SPECIAL 71st #BERLINALE - session 1/5 March 2021 #7 (DAILY 1): Al via la Corea si conferma Leader

(Berlin Luigi Noera with the kind collaboration of Marina fearful – Photos are published courtesy of the Berlinale)

Questa edizione unica della Berlinale si inaugura con pillole sul futuro degli esseri umani e dei loro Android, ma anche scoprendo che dalle ceneri di una guerra la Vita va avanti. Tra queste due visioni il cinema Coreano ci regala una perla di semplicità.

Competition

Ich bin deinMensch I’m Your Man at Maria Schrader

Alma è una ricercatrice del Pergamon mette alla prova l’ultimo ritrovato della tecnologia : Tom. E un robot che le cambierà la vita. All’interno della narrazione c’è anche posto per il suo ex partner e la sua nuova fidanzata Stefi. Tom sempre più assomiglia ad un essere umano con i suoi sentimenti e reazioni. Lo sguardo ipnotico di Tom tradisce le sue origini. Ma cisi può innamorare di un robot Una storia d’amore del terzo millennio. In realtà la direttice del programma di sviluppo dei robot umanizzati è anche lei un robot. Interpretata dalla regista Maria Scharader che mette a disposizione tutte le sue qualità recitative e la notevole esperienza di regia. La domanda è sempre la stessa la Vita e la morte cosa significano per noi umani.

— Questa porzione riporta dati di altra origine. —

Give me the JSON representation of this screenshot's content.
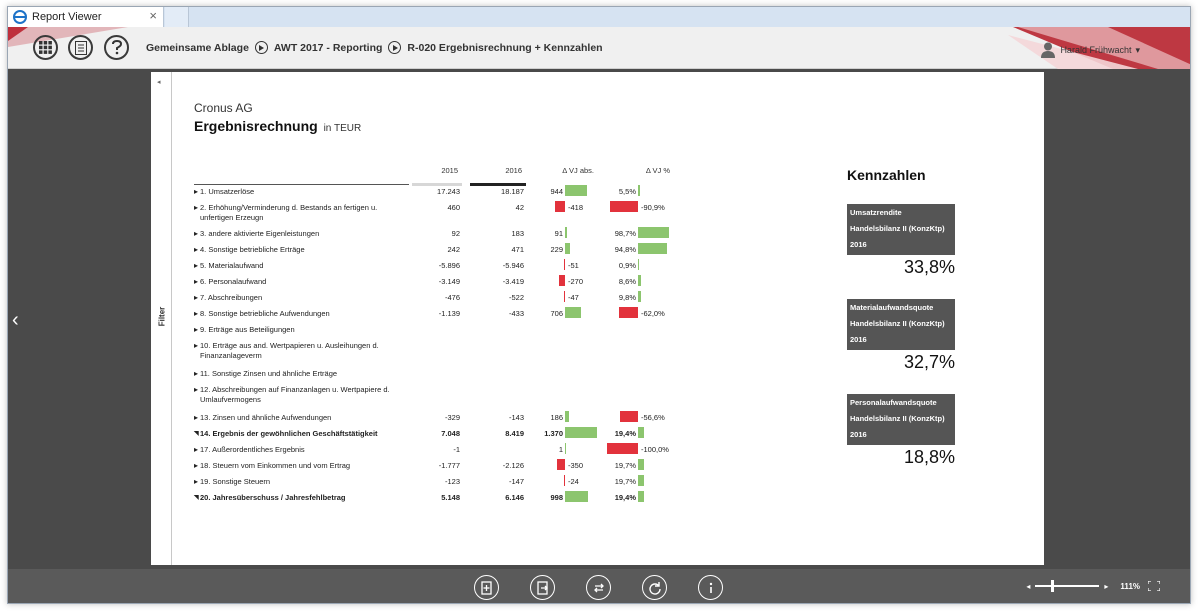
{
  "window": {
    "tab_title": "Report Viewer",
    "tab_close": "×"
  },
  "header": {
    "icons": [
      "grid-icon",
      "list-icon",
      "help-icon"
    ],
    "breadcrumb": [
      "Gemeinsame Ablage",
      "AWT 2017 - Reporting",
      "R-020 Ergebnisrechnung + Kennzahlen"
    ],
    "user": "Harald Frühwacht",
    "user_caret": "▾"
  },
  "sidebar": {
    "filter_label": "Filter",
    "collapse_arrow": "◂",
    "nav_back": "‹"
  },
  "report": {
    "company": "Cronus AG",
    "title": "Ergebnisrechnung",
    "unit": "in  TEUR",
    "columns": [
      "2015",
      "2016",
      "Δ VJ abs.",
      "Δ VJ %"
    ],
    "rows": [
      {
        "label": "1. Umsatzerlöse",
        "v2015": "17.243",
        "v2016": "18.187",
        "abs": "944",
        "abs_value": 944,
        "pct": "5,5%",
        "pct_value": 5.5
      },
      {
        "label": "2. Erhöhung/Verminderung d. Bestands an fertigen u. unfertigen Erzeugn",
        "v2015": "460",
        "v2016": "42",
        "abs": "-418",
        "abs_value": -418,
        "pct": "-90,9%",
        "pct_value": -90.9
      },
      {
        "label": "3. andere aktivierte Eigenleistungen",
        "v2015": "92",
        "v2016": "183",
        "abs": "91",
        "abs_value": 91,
        "pct": "98,7%",
        "pct_value": 98.7
      },
      {
        "label": "4. Sonstige betriebliche Erträge",
        "v2015": "242",
        "v2016": "471",
        "abs": "229",
        "abs_value": 229,
        "pct": "94,8%",
        "pct_value": 94.8
      },
      {
        "label": "5. Materialaufwand",
        "v2015": "-5.896",
        "v2016": "-5.946",
        "abs": "-51",
        "abs_value": -51,
        "pct": "0,9%",
        "pct_value": 0.9
      },
      {
        "label": "6. Personalaufwand",
        "v2015": "-3.149",
        "v2016": "-3.419",
        "abs": "-270",
        "abs_value": -270,
        "pct": "8,6%",
        "pct_value": 8.6
      },
      {
        "label": "7. Abschreibungen",
        "v2015": "-476",
        "v2016": "-522",
        "abs": "-47",
        "abs_value": -47,
        "pct": "9,8%",
        "pct_value": 9.8
      },
      {
        "label": "8. Sonstige betriebliche Aufwendungen",
        "v2015": "-1.139",
        "v2016": "-433",
        "abs": "706",
        "abs_value": 706,
        "pct": "-62,0%",
        "pct_value": -62.0
      },
      {
        "label": "9. Erträge aus Beteiligungen",
        "v2015": "",
        "v2016": "",
        "abs": "",
        "abs_value": null,
        "pct": "",
        "pct_value": null
      },
      {
        "label": "10. Erträge aus and. Wertpapieren u. Ausleihungen d. Finanzanlageverm",
        "v2015": "",
        "v2016": "",
        "abs": "",
        "abs_value": null,
        "pct": "",
        "pct_value": null
      },
      {
        "label": "11. Sonstige Zinsen und ähnliche Erträge",
        "v2015": "",
        "v2016": "",
        "abs": "",
        "abs_value": null,
        "pct": "",
        "pct_value": null
      },
      {
        "label": "12. Abschreibungen auf Finanzanlagen u. Wertpapiere d. Umlaufvermogens",
        "v2015": "",
        "v2016": "",
        "abs": "",
        "abs_value": null,
        "pct": "",
        "pct_value": null
      },
      {
        "label": "13. Zinsen und ähnliche Aufwendungen",
        "v2015": "-329",
        "v2016": "-143",
        "abs": "186",
        "abs_value": 186,
        "pct": "-56,6%",
        "pct_value": -56.6
      },
      {
        "label": "14. Ergebnis der gewöhnlichen Geschäftstätigkeit",
        "v2015": "7.048",
        "v2016": "8.419",
        "abs": "1.370",
        "abs_value": 1370,
        "pct": "19,4%",
        "pct_value": 19.4,
        "bold": true
      },
      {
        "label": "17. Außerordentliches Ergebnis",
        "v2015": "-1",
        "v2016": "",
        "abs": "1",
        "abs_value": 1,
        "pct": "-100,0%",
        "pct_value": -100.0
      },
      {
        "label": "18. Steuern vom Einkommen und vom Ertrag",
        "v2015": "-1.777",
        "v2016": "-2.126",
        "abs": "-350",
        "abs_value": -350,
        "pct": "19,7%",
        "pct_value": 19.7
      },
      {
        "label": "19. Sonstige Steuern",
        "v2015": "-123",
        "v2016": "-147",
        "abs": "-24",
        "abs_value": -24,
        "pct": "19,7%",
        "pct_value": 19.7
      },
      {
        "label": "20. Jahresüberschuss / Jahresfehlbetrag",
        "v2015": "5.148",
        "v2016": "6.146",
        "abs": "998",
        "abs_value": 998,
        "pct": "19,4%",
        "pct_value": 19.4,
        "bold": true
      }
    ]
  },
  "kennzahlen": {
    "title": "Kennzahlen",
    "cards": [
      {
        "name": "Umsatzrendite",
        "basis": "Handelsbilanz II (KonzKtp)",
        "year": "2016",
        "value": "33,8%"
      },
      {
        "name": "Materialaufwandsquote",
        "basis": "Handelsbilanz II (KonzKtp)",
        "year": "2016",
        "value": "32,7%"
      },
      {
        "name": "Personalaufwandsquote",
        "basis": "Handelsbilanz II (KonzKtp)",
        "year": "2016",
        "value": "18,8%"
      }
    ]
  },
  "footer": {
    "buttons": [
      "add-page-icon",
      "export-icon",
      "swap-icon",
      "refresh-icon",
      "info-icon"
    ],
    "zoom": "111%",
    "zoom_level": 0.3
  },
  "colors": {
    "positive": "#8cc56e",
    "negative": "#e2323c",
    "brand_red": "#b8232f",
    "dark": "#4a4a4a"
  }
}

Inteurodeoksyeon Introduction Hong Sangsoo

Una sceneggiatura da mozzafiato è la cornice di un dilemma a cui tutti i noi quando diventiamo genitori siamo incatenati: volere il meglio per i nostri figli. La realtà poi ci ferma perché anche i figli sono individui con le loro aspirazioni che non coincidono con quelle dei loro padri . Una recitazione asciutta che non da spazio ai genitori e lascia interdetti i figli.

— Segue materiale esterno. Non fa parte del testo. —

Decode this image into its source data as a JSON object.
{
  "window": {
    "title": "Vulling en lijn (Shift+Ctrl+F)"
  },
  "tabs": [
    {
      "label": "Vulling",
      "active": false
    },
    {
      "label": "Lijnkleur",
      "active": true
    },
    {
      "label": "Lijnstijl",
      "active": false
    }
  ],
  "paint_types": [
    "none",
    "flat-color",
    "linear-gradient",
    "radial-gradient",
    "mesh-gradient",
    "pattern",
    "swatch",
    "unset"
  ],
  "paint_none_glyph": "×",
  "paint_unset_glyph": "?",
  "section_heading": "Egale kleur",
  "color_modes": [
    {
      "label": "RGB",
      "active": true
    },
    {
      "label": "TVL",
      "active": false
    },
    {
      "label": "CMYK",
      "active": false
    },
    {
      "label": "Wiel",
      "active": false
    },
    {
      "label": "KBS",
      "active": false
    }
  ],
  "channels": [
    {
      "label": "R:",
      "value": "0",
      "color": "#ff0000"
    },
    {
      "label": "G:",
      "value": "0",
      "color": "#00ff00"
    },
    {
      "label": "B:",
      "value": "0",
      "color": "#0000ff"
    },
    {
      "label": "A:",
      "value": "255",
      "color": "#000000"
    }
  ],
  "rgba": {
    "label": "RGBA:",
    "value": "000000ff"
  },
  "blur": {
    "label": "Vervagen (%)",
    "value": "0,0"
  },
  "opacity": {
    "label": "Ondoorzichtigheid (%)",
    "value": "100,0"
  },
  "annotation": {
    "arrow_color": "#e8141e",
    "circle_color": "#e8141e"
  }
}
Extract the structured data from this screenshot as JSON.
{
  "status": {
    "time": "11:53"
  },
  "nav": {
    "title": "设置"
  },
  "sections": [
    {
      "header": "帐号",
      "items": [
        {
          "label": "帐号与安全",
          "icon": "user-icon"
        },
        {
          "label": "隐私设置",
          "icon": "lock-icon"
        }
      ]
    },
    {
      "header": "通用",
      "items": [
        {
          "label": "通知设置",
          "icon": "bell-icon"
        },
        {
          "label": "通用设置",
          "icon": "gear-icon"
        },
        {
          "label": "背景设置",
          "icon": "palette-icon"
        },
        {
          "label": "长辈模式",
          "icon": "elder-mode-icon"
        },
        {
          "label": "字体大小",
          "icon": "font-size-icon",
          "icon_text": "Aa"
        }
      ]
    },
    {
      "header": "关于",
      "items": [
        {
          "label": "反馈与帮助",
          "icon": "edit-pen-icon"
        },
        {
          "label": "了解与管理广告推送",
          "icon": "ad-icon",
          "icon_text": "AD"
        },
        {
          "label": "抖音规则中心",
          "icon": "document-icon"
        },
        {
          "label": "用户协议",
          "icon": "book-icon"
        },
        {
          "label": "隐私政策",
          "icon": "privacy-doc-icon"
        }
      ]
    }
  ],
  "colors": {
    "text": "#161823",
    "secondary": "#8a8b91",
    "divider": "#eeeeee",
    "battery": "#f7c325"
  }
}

Film su più livelli dove le tre storie si intrecciano e oltre alla questione dei rapporti genitoriali si intravede la vita dell’attore che deve interpretare sentimenti che non sono i suoi uscendo da se stesso. Un mare in tempesta chiude questo film di un affezzionato della Berlinale come lo è l’ anima del figlio del protagonista.

Memory Box di Joana Hadjithomas & Khalil Joreige

Natale, siamo in Canada a Montreal dove Alex seconda generazione di libanesi rifugiati immigrati in questa terra lontana allo scoppio della guerra negli anni 80 vive.

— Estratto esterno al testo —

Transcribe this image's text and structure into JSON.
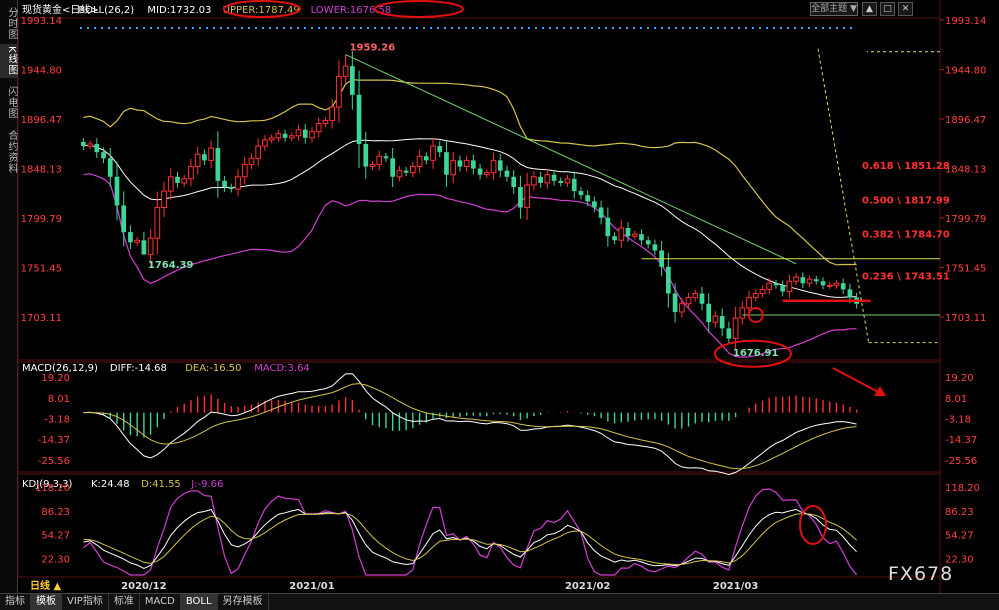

Dalla amica della madre Maia rimasta in quella terra martoriata arriva uno scatolone contenente i diari di quegli anni di quest’ultima affidati dalla madre. La coppia di registi utilizzando il proprio materiale personale di quegli anni tra diari e registrazioni della propria famiglia da una parte e foto dei combattimenti in Libano ottengono un calendiscopo toccante dei sentimenti dei civili investiti da una guerra. Una storia personale narrata su più livelli dove gli amori giovanili della protagonista si mischiano con il modo di divertirsi dei giovani di alloro seppure in presenza di una guerra. Ma è soprattutto un omaggio al CINEMA. Una sorta di catarsi generazionale che si consuma nel viaggio a ritroso nella terra natia libanese in occasione dell’estremo saluto all’amica scomparsa. Lo scoprire un Libano ricostruito dopo la devastazione degli orrori della guerra.

Encounters

Years by Avi Mograbi, 66 Questions di Jacqueline Lentzou (REVIEW)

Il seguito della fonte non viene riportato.